Tonight I made dinner from one of the recipes I thought looked tasty. It is a new version of Asian “fried rice.” How do you have fried rice without actually using rice? The answer is cauliflower. Put it through a food processor and your taste buds won’t miss this grain one bit. Some grocery stores may even carry a packaged grated cauliflower that is easy to use in the recipe, which is what I ended up doing tonight. Cauliflower plays a perfect second fiddle to its carbohydrate counterpart, just watch how long you cook it so the vegetable doesn’t become too mushy. The meal tonight was new for my husband and I, but he was pleasantly surprised with how good it tasted!
The actual recipe, with pictures and step-by-step instructions, for Asian Cauliflower Fried Rice is posted below.

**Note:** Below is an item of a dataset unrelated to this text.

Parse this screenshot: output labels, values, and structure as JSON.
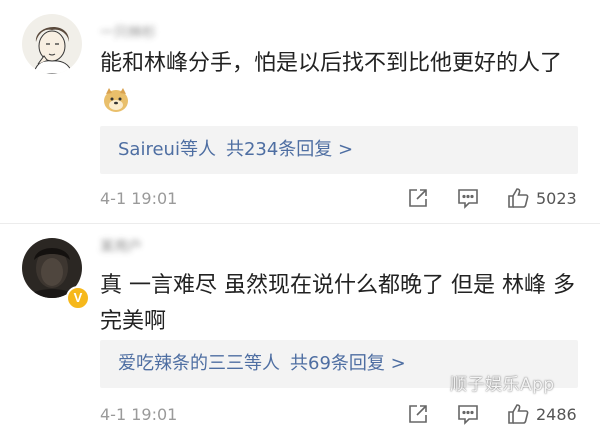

If you wonder what it is you can and can’t drink on a Paleo diet, the options are actually quite good. Besides water, there are plenty of healthy drinks available, so long as you avoid those bad sugars forbidden by the Paleo Police. As for alcohol, well there is hope in that area too. Vodkas made without potatoes or grains are absolutely fine, as are red and white wines (they are made from grapes) and brandy (made from wine). Avoid things that are made using grain products, such as scotch or beer. I would drink a nice white wine, maybe a Sauvignon Blanc from Marlborough region of Australia with the fried rice recipe. Something that would match the lightness of the meal. You can eat, drink and be merry all while fueling your body with healthy alternatives.
I highly recommend trying it if you haven’t before, you might be surprised at how easy and tasty going Paleo can be for you. As I continue to research and experiment with Paleo I hope to let you in on helpful tips or pass on other great eats to make your own journey a little bit tastier.